Am zweiten Maiwochenende startete am Westufer des Niegripper Sees die 8. Regatta der Rennkanuten. Für viel Freude bei der ausrichtenden SG Blau-Weiß sorgte neben dem traditionellen Bürgermeisterrennen auch ein hoffnungsvolles Nachwuchstalent.

Niegripp (hjs/bjr) l Das Thermometer zeigte eine Wassertemperatur von zwölf Grad Celsius an - eigentlich zu kalt, um ungerührt mit den schnellen Booten umzukippen. Musste einer der rund 100 Aktiven dennoch ein unfreiwilliges Bad nehmen, trug er es mit Fassung: Es ist eben Wassersport.
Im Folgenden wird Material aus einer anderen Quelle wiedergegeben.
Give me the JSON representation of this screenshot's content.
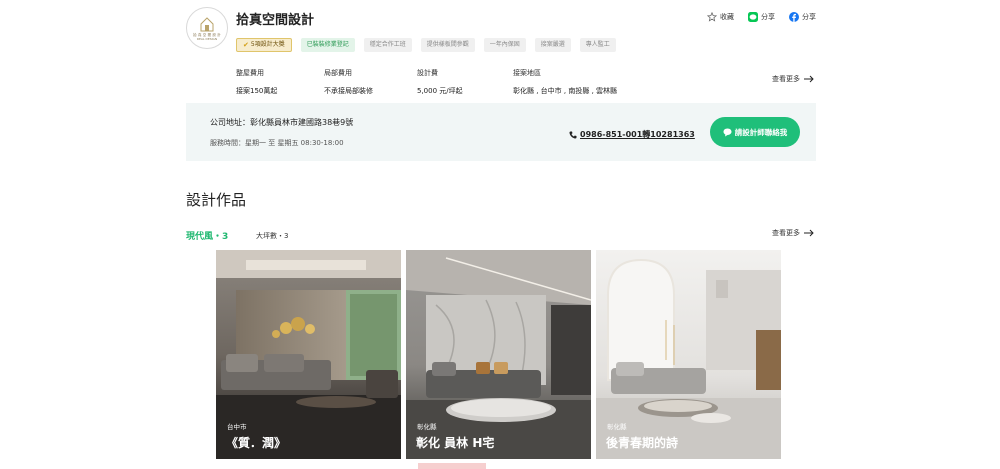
{
  "header": {
    "company_name": "拾真空間設計",
    "logo_caption": "拾 真 空 間 設 計",
    "logo_caption_en": "REAL DESIGN"
  },
  "actions": [
    {
      "label": "收藏",
      "icon": "star-icon"
    },
    {
      "label": "分享",
      "icon": "line-icon"
    },
    {
      "label": "分享",
      "icon": "facebook-icon"
    }
  ],
  "tags": [
    {
      "label": "5項設計大獎",
      "kind": "award"
    },
    {
      "label": "已裝裝修業登記",
      "kind": "registered"
    },
    {
      "label": "穩定合作工班",
      "kind": "plain"
    },
    {
      "label": "提供樣板間參觀",
      "kind": "plain"
    },
    {
      "label": "一年內保固",
      "kind": "plain"
    },
    {
      "label": "接案嚴選",
      "kind": "plain"
    },
    {
      "label": "專人監工",
      "kind": "plain"
    }
  ],
  "info": {
    "full_label": "整屋費用",
    "full_value": "接案150萬起",
    "partial_label": "局部費用",
    "partial_value": "不承接局部裝修",
    "design_label": "設計費",
    "design_value": "5,000 元/坪起",
    "area_label": "接案地區",
    "area_value": "彰化縣 , 台中市 , 南投縣 , 雲林縣",
    "see_more": "查看更多"
  },
  "contact": {
    "address": "公司地址：彰化縣員林市建國路38巷9號",
    "hours": "服務時間：星期一 至 星期五 08:30-18:00",
    "phone": "0986-851-001轉10281363",
    "cta_label": "請設計師聯絡我"
  },
  "portfolio": {
    "section_title": "設計作品",
    "tab_active": "現代風・3",
    "tab_other": "大坪數・3",
    "see_more": "查看更多",
    "cards": [
      {
        "location": "台中市",
        "title": "《質．潤》"
      },
      {
        "location": "彰化縣",
        "title": "彰化 員林 H宅"
      },
      {
        "location": "彰化縣",
        "title": "後青春期的詩"
      }
    ]
  },
  "colors": {
    "accent_green": "#1fbf7a",
    "award_gold": "#d4a017",
    "contact_bg": "#f1f6f6"
  }
}
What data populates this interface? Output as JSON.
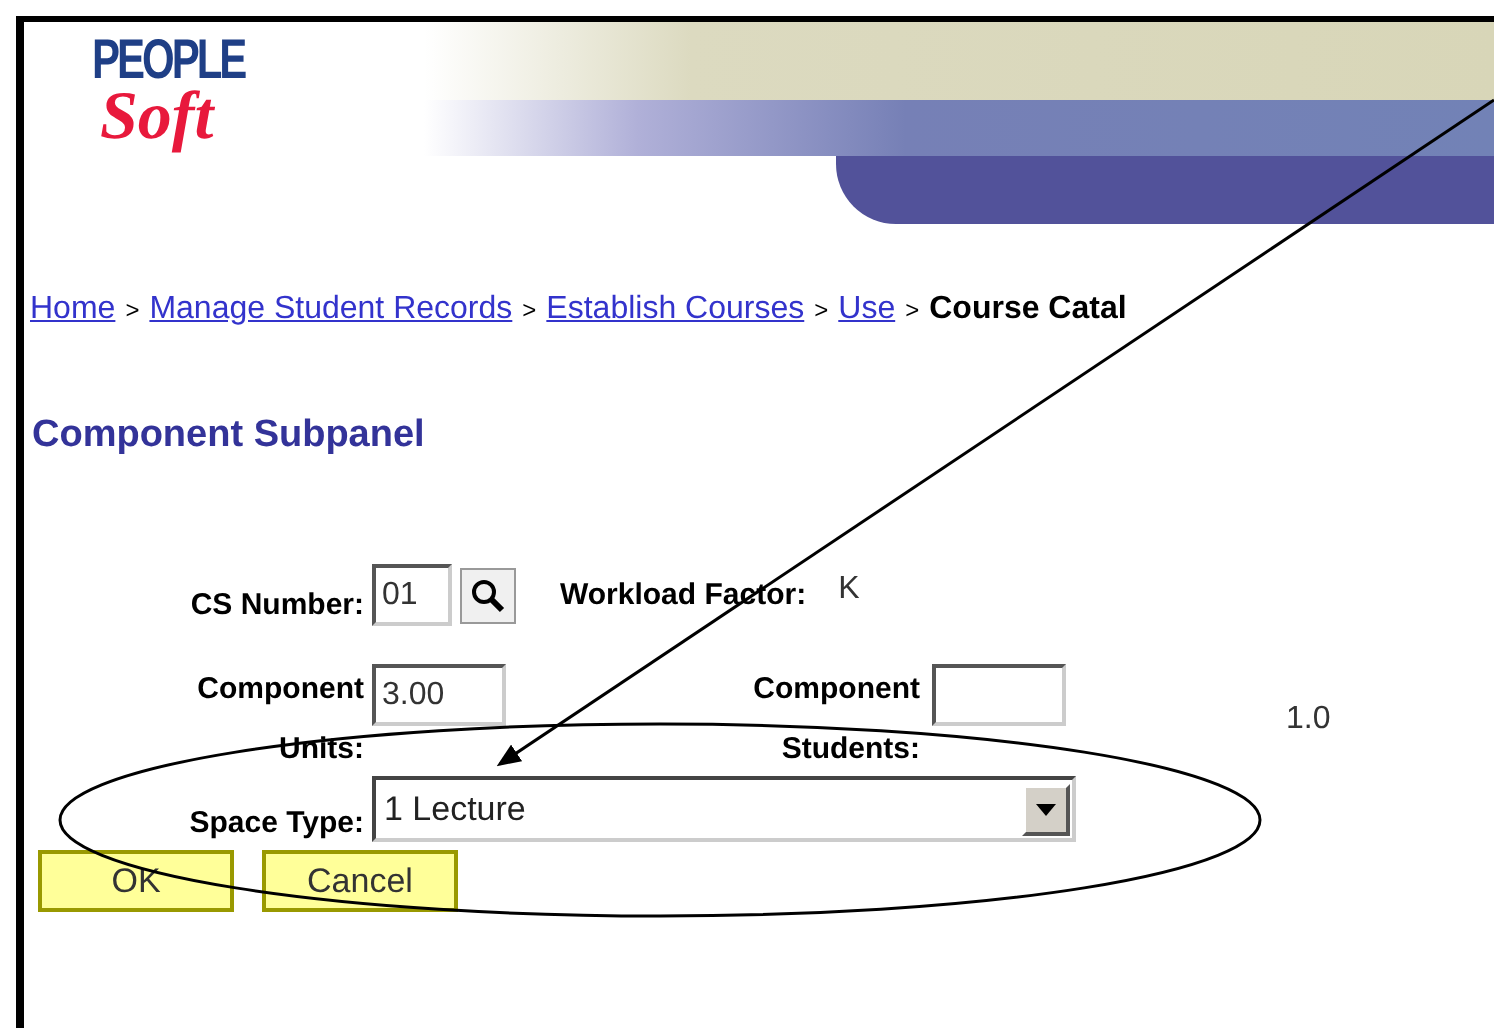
{
  "logo": {
    "top": "PEOPLE",
    "bottom": "Soft"
  },
  "breadcrumb": {
    "links": [
      "Home",
      "Manage Student Records",
      "Establish Courses",
      "Use"
    ],
    "separator": ">",
    "current": "Course Catal"
  },
  "page_title": "Component Subpanel",
  "form": {
    "cs_number": {
      "label": "CS Number:",
      "value": "01"
    },
    "workload_factor": {
      "label": "Workload Factor:",
      "value": "K"
    },
    "component_units": {
      "label_1": "Component",
      "label_2": "Units:",
      "value": "3.00"
    },
    "component_students": {
      "label_1": "Component",
      "label_2": "Students:"
    },
    "ratio": "1.0",
    "space_type": {
      "label": "Space Type:",
      "value": "1 Lecture"
    }
  },
  "buttons": [
    "OK",
    "Cancel"
  ]
}
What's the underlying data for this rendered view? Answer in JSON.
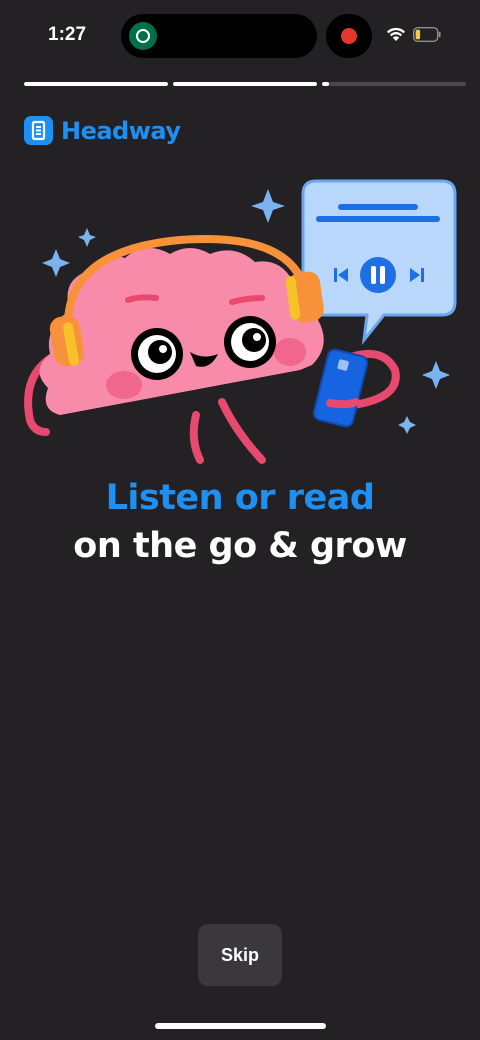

Neun Mannschaften aus Sachsen-Anhalt kamen, um auf den Strecken über 200, 500 und 2000 Meter gegeneinander anzutreten. Im Drei-Minuten-Takt starteten die Besatzungen der Boote in den Klassen Kanu K1, K2 und K4 und in den Canadiern C1 und C2.

Besonders erfreulich war die Tatsache, dass die vom Hochwasser 2013 betroffene Mannschaft der TSG Calbe am Start war. In der Mannschaftswertung belegte der Schönebecker SC mit 456 Punkten den ersten Platz, gefolgt von den Mannschaften aus Calbe mit 423 Punkten und dem KK Börde Magdeburg, der 267 Punkte einfuhr.

Die junge Niegripper Nachwuchssportlerin Selina Hofmann, die erst seit wenigen Monaten in der Abteilung Kanu der SG Blau-Weiß Niegripp trainiert, startete in drei Wettbewerben über 200, 500, und 2000 Meter im K1. Bei allen drei Läufen errang sie Silbermedaillen.

Ein besonderer Höhepunkt der Regatta war das traditionelle Bürgermeisterrennen, das in diesem Jahr gehörigen Prominentencharakter besaß. Ein hochkarätiges Rennen lieferten sich die Besatzungen mit Landratskandidaten, dem Bürgermeister der Stadt Burg, dem Ortsbürgermeister von Niegripp und dessen Stellvertreter. Diese traten gegen die beiden Rennboote der Bundeswehr an. Letztere hatten sich eine besondere Taktik überlegt: Kurz nach dem Start kreuzten sie die Bahnen der Mitbewerber und verhinderten so den erhofften Sieg des Niegripper Bürgermeisterbootes.

Einen besonderen Dank richtete die Abteilung Kanu der SG Blau-Weiß an die Sponsoren, das Restaurant Heideeck aus Genthin, die Firma Rasch-Reiningung- und Dienstleistungs-GmbH sowie an Ortsbürgermeister Karl-Heinz Summa. Für die wochenlange Vorbereitung zeichneten sich in vielen Stunden ihrer Freizeit alle aktiven Mitglieder der Abteilung verantwortlich.

Als ebenso große Herausforderung wie die Ausrichtung einer solchen Großveranstaltung erweist sich derzeit auch die Nachwuchsarbeit im Verein. Trotz vorhandener guter Ausstattung an Rennbooten und Trainingsgeräten finden nur wenige Kinder den Weg zum Kanurennsport. In der nächsten Zeit soll deshalb verstärkt daran gearbeitet werden, den Nachwuchs für den Kanurennsport zu gewinnen.